Most commonly, CEOs say to me that they never get time to look at the ‘big picture.’ Others say they never have time to see the details because they are always ‘out there’ raising cash – or vice versa. I admire big picture leaders who go out and build brand awareness, amazing partnerships, and make it rain cash with a flash of a smile to a room full of corporates; and those massively underappreciated, detailed, hands-on leader-managers who lead excellent services, and manage teams to get incredible performance. Yes, I’m stereotyping here: most of us are a bit of both. But realistically, we all have different balances of skills and talents, aptitudes and areas of excellence.

 

But here is perhaps the most controversial thing I can say to a group of people who, let’s be honest, have a bit of a tendency to martyr ourselves: – you are allowed to have a preference. And you are allowed, within reason, to let that steer your work, and influence your focus. You may be someone who can think strategically but, honestly, the idea of running more workshops and churning out another SWOT makes you want to hide beyond the three-legged community centre ping pong table. At one organisation, I once overhauled all our policies and governance to the envy and admiration of my peers - and handed in my resignation a few months later because I couldn’t face ever having to do that again. You are allowed to have a preference, you are allowed to play to your strengths, and you are allowed to hand over the things that you are not the best person to do, as long as they are then handled properly by somebody else.

 

Put simply: you are allowed to focus – because many times, that is the best thing for your organisation. CEOs who do this tend to flourish – because their passion, as well as their skills and talents, are fully engaged. That pays dividends for organisations who need adept, engaged leaders who have time to lead.

 

How to make it happen

So you will rightly be asking, ‘How, in my small charity, am I supposed to make that happen? We don’t have the cash for a second in command to balance the CEO. We can’t afford a senior team, or a big back office full of specialists.’ There are no magical solutions, but here are a few possibilities.

 

Obviously, pursuing greater scale can give you the chance to expand organisational leadership capacity and skills mix. You build your turnover to increase (unrestricted) income, and this allows you to increase leadership capacity, allowing for greater specialisation. Of course, having the capacity to put into that growth in the first place is usually the problem.

 

You can also look for complementary skills, personality types, and willingness to take on other responsibilities in your wider recruitment. If you need a finance lead, finding one who also has experience as an HR lead (or in fundraising, IT, etc.) could give you a leg up. I call this the charity sector ‘Frankenstein’s Monster’ approach - because the role is made up of all the bits and pieces of people you need, which funders won’t fund. It is usually unavoidable, and is the cornerstone of most small charity recruitment strategy – but at a  certain point it becomes unsustainable. You end up spreading the lack of focus across the whole organisation.

 

One way to avoid these drawbacks is to look to pull in senior leadership expertise to complement your skills as and when you need it, whether to give you extra capacity on your wider leadership work, or simply to take away some specialist tasks that don’t need your time.
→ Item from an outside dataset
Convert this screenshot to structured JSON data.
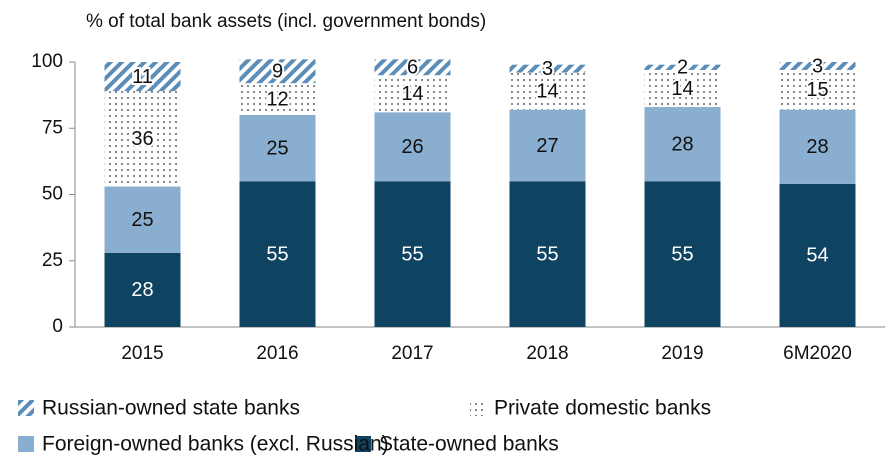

Freelance senior HR experts, fundraisers, finance people, domain experts, strategy consultants can all make a really big difference in a short time. They cost a lot less than a permanent new post - which would often be a sledgehammer to crack a nut. In my experience, people often think they need a full-time post to solve a single problem/ gap that a freelancer could solve in a day or two a month. (Small gaps can have significant enough impacts that they appear to need drastic and costly solutions.)

 

Whether any of these options are open to you right now, the key is to look to the future. If you have to be all things to everyone for now, what is your strategy to get to a place where you can focus? You may be unblocking the loos now, but with the right strategy, and the right resource, that can change.